Today’s Budget will do much to improve consumer sentiment and confidence following the disturbing events during the State of the Nation address earlier this month, says Lew Geffen, chairman of Sotheby’s International Realty in SA.
“We think Finance Minister Nhlanhla Nene has done an excellent job given the fact that he had so little room to manoeuvre on this Budget, and has managed to address most of the issues currently troubling most South Africans.
“For example, he has taken a tough stand on government wastage and tender fraud, and promised to save at least R25bn for the fiscus by implementing tighter controls.”
“At the same time, he has found more money for housing, schools, hospitals and especially for the improvement and repair of the outdated and inadequate infrastructure in our rapidly growing cities.
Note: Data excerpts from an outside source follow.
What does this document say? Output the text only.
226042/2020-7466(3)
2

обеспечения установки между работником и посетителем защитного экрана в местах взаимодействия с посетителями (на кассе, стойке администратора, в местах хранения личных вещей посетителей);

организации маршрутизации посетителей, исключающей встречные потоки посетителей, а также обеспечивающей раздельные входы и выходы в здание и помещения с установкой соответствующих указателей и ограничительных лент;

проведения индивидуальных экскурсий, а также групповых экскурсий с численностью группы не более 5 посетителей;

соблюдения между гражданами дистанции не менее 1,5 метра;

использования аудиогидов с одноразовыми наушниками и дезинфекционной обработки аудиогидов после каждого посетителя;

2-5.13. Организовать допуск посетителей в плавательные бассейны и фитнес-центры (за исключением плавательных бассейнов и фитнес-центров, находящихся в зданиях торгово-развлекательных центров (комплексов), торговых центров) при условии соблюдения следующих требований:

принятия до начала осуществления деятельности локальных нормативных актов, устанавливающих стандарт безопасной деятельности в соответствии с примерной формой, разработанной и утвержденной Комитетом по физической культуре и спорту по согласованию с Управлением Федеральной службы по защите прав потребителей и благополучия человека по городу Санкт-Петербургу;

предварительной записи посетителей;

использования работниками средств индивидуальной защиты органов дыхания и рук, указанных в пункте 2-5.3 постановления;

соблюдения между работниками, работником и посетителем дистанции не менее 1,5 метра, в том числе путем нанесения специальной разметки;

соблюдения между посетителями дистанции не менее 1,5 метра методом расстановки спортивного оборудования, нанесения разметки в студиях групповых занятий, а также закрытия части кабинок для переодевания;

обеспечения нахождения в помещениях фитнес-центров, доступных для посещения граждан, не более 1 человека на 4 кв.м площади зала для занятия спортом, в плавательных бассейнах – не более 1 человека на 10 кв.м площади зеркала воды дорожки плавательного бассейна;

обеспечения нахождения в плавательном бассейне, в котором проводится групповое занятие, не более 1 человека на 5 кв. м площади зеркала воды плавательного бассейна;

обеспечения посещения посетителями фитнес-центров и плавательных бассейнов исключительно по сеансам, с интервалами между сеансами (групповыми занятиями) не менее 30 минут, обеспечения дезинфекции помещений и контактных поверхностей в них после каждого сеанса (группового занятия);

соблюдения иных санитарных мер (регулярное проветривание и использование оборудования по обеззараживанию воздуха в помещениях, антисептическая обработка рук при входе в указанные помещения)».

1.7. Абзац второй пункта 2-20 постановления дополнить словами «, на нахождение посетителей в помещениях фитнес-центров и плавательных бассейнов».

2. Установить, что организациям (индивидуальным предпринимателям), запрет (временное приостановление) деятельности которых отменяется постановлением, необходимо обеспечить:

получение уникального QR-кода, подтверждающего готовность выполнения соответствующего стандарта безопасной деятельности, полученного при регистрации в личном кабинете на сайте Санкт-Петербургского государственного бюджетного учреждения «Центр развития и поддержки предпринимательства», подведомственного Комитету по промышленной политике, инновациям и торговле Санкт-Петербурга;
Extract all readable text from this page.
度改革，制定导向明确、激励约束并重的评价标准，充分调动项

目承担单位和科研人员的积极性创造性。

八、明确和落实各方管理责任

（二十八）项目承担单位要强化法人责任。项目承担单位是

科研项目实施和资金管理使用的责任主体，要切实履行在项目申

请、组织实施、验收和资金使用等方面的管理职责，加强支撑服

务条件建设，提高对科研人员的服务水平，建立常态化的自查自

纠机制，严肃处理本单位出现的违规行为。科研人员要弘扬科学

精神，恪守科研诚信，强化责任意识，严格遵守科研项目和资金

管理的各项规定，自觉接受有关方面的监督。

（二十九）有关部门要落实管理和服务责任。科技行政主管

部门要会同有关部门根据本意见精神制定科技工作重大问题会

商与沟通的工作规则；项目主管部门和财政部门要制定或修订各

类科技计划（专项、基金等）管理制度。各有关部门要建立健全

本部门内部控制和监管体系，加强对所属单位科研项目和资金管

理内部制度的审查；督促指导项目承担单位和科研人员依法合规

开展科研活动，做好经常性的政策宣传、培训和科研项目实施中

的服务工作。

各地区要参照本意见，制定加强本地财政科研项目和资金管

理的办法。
This is all positive news for the property market, which is dependent on positive consumer sentiment, because it improves people’s experience of their living environments.”
Consumers will of course not be happy about the large increase in the fuel levy, Geffen says, because it will increase their cost of transport. “However it was probably the best option available, and better than a bigger increase in personal taxes or a hike in the VAT rate.
“What is more, it will also enable the Minister to give significant tax relief to small businesses, which are the real engines of job creation, and to raise the transfer duty threshold to R750 000, which will enable many more of the people who get jobs to afford their own homes.
“From our point of view, we are also very glad that the confusion over foreign buyers being allowed to acquire residential properties in SA has been cleared up, and believe that this, combined with today’s positive Budget, will do much to encourage much-needed private investment in SA.”